Legionnaires' Rebellion and Bucharest Pogrom - Background

Background

Following World War I, Romania gained many new territories, turning it into "Greater Romania". However, the approval of Union with these territories came with the condition of granting rights to ethnic minorities. The new territories, especially Bessarabia and Bukovina, included large numbers of Jewish people, whose presence stood out because their clothing, customs, and language were different from those common in Romania. Intellectuals, a wide array of political parties and the clergy led an anti-Semitic campaign; many of these eventually came to cast their political lot in alliance with Nazi Germany.

The Molotov-Ribbentrop Pact (August 1939) gave the Soviet Union a green light to take back Bessarabia in June 1940 (see June 1940 Soviet Ultimatum, and Soviet occupation of Bessarabia and Northern Bukovina), and in August 1940 Germany and Italy's mediation of Romania's disputes with Hungary about Transylvania (resulting in the Second Vienna Award), and with Bulgaria about Dobruja (resulting in the Treaty of Craiova), caused large areas of Romania to be transferred back to Hungarian and Bulgarian control.

During the Romanian Army's withdrawal from Bessarabia, some of the local residents demonstrated their joy. Attacks on the soldiers by locals are also documented. Various reports speak of attacks on the retreating soldiers by Jews, though their veracity is disputed, and some have been proven to be fabrications. Additionally, although the reports defined all of them as "Jews", among the celebrators and attackers were Ukrainians, Russians, pro-Communists, newly-released criminals, and ethnic Romanians. These reports, regardless of veracity, did much to incite many Romanians against Jews, strengthening existing anti-Semitic sentiment.

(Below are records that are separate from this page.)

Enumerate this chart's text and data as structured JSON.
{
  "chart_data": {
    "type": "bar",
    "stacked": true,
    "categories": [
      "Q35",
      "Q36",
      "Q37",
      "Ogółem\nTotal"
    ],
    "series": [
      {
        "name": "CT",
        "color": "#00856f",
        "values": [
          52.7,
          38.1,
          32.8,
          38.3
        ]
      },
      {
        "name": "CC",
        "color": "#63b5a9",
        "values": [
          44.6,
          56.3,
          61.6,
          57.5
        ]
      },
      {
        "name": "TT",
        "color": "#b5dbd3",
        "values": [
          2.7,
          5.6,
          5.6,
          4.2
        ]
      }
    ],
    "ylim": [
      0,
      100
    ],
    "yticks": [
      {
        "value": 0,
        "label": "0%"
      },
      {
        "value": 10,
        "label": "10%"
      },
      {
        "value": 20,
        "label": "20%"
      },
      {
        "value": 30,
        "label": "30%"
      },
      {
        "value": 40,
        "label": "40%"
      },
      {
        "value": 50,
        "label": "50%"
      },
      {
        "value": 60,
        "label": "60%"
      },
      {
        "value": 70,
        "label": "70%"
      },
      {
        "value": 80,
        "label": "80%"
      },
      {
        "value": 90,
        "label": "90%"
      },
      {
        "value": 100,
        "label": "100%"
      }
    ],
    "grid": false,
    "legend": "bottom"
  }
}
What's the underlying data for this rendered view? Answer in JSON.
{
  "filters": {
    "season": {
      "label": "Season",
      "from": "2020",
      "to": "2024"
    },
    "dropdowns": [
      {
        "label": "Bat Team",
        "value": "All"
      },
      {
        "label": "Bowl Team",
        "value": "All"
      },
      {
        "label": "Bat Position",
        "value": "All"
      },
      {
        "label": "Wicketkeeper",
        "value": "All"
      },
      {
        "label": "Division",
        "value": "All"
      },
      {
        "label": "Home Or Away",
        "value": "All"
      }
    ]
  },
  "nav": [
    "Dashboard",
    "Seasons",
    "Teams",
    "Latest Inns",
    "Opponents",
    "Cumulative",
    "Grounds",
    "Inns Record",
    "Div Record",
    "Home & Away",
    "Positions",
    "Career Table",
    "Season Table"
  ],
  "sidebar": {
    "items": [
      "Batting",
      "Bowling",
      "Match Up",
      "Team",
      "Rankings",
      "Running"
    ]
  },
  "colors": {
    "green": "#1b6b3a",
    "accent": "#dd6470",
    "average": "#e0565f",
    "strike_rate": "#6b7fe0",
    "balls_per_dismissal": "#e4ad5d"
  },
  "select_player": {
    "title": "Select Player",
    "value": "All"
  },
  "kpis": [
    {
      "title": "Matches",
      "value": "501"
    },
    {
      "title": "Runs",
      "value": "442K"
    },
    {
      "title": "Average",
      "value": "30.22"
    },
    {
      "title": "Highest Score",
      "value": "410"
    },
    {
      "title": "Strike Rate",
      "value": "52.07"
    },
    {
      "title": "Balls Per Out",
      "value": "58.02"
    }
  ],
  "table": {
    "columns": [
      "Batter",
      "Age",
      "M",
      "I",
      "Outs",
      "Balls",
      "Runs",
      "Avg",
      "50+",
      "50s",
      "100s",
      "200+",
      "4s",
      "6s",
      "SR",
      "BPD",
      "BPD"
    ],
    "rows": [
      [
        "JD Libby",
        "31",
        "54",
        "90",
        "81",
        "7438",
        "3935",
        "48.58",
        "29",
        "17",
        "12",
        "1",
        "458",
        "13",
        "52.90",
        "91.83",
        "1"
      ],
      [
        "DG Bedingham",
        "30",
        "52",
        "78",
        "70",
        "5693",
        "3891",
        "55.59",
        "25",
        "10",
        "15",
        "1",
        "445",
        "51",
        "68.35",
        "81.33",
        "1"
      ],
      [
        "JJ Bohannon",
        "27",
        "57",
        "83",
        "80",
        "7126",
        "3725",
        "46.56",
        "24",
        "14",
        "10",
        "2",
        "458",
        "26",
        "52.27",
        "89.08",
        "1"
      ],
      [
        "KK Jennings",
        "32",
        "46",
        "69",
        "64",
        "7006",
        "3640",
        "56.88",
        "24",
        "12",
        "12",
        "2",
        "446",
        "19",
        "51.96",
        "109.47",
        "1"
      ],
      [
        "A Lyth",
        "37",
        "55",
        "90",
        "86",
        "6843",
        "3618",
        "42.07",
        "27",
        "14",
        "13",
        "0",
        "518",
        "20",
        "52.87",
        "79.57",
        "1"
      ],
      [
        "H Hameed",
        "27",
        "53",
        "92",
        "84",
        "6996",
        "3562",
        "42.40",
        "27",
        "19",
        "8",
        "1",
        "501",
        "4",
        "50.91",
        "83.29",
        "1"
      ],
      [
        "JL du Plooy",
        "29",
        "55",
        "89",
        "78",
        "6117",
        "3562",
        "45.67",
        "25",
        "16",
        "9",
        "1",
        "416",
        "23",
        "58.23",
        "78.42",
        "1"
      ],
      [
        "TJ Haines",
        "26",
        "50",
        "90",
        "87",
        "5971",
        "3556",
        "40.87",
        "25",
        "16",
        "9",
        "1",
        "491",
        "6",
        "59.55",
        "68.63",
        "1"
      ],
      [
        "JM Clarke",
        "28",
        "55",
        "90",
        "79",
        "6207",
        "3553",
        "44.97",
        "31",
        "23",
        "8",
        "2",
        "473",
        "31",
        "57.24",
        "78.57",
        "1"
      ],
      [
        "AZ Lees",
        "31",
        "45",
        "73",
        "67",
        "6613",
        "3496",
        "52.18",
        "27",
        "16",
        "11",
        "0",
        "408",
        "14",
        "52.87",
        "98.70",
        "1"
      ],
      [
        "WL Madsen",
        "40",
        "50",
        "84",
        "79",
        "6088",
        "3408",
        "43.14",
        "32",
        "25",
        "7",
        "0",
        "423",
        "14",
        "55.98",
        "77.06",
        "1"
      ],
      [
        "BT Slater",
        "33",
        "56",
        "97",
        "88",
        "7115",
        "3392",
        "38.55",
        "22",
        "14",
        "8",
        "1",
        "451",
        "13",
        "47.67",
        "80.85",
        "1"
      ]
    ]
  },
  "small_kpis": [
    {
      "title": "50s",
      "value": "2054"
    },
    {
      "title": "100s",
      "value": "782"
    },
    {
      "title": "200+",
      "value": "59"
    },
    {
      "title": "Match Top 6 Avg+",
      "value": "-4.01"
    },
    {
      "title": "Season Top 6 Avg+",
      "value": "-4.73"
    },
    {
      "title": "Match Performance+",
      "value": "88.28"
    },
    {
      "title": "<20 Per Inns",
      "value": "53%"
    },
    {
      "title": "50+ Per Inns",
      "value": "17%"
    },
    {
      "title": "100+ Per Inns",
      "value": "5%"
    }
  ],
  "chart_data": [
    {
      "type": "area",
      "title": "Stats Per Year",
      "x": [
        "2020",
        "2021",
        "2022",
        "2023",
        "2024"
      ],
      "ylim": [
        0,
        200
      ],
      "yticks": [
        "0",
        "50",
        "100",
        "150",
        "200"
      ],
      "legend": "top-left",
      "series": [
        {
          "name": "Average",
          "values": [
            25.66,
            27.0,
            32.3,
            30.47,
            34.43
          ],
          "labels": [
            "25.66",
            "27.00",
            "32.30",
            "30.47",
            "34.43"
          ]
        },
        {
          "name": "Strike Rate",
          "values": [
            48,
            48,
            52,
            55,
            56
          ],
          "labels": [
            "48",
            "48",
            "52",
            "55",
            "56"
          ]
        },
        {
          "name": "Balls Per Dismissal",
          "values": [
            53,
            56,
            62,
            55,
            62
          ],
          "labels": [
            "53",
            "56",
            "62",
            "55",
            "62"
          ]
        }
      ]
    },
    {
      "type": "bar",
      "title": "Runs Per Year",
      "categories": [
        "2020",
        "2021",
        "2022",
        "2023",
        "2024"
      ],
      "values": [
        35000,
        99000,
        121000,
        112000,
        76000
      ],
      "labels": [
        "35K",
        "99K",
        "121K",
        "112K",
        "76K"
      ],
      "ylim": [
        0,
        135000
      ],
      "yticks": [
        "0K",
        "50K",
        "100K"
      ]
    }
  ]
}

The Romanian people were traumatized and frustrated by giving up these areas without a war, and the regime's position weakened significantly. The government scapegoated the Jews, with the press' support:

Confronted with an extremely serious crisis and doubting their regime could survive, Romanian government officials turned the Jews into a political “lighting rod,” channeling popular discontent toward the minority. Notable in this report is the reaction of the Romanian press, whose rage was directed more toward Jews than the Soviets, the real aggressors. Given that the Romanian press was censored in 1940, the government must have played a role in this bias. A typical form of anticipatory scapegoating was to let Jewish leaders know that the Romanian authorities might launch acts of repression against the Jews."

The anti-semitic legislation that began with the "Jew Codex" in Romania, and the establishment of the National Legionary State government, which set in motion the laws of Romanianization, which deprived Jewish people of their property and distributed among supporters of the new regime, created an atmosphere in which anti-semitism was seen as legitimate, and even invited.

Politically, control was in the hands of the Conducător Ion Antonescu, and of an anti-semitic fascist government, assembled by Horia Sima. The latter headed the paramilitary Legionnaire movement, the Iron Guard (earlier the Legion of the Archangel Michael; throughout this article, only the name "Legionnaires" is used). There was a great deal of tension between the leaders due to thieving by the Iron Guard from the Jewish population. Antonescu believed the robbery was done in a fashion detrimental to the Romanian economy, and the stolen property did not benefit the government, only the Legionnaires and their associates. Besides the Jewish issue, the Legionnaires, achieving power after many years of persecution by the former regime of King Carol II (which even killed their former leader, Corneliu Zelea Codreanu), were vengeful toward anyone associated with the regime.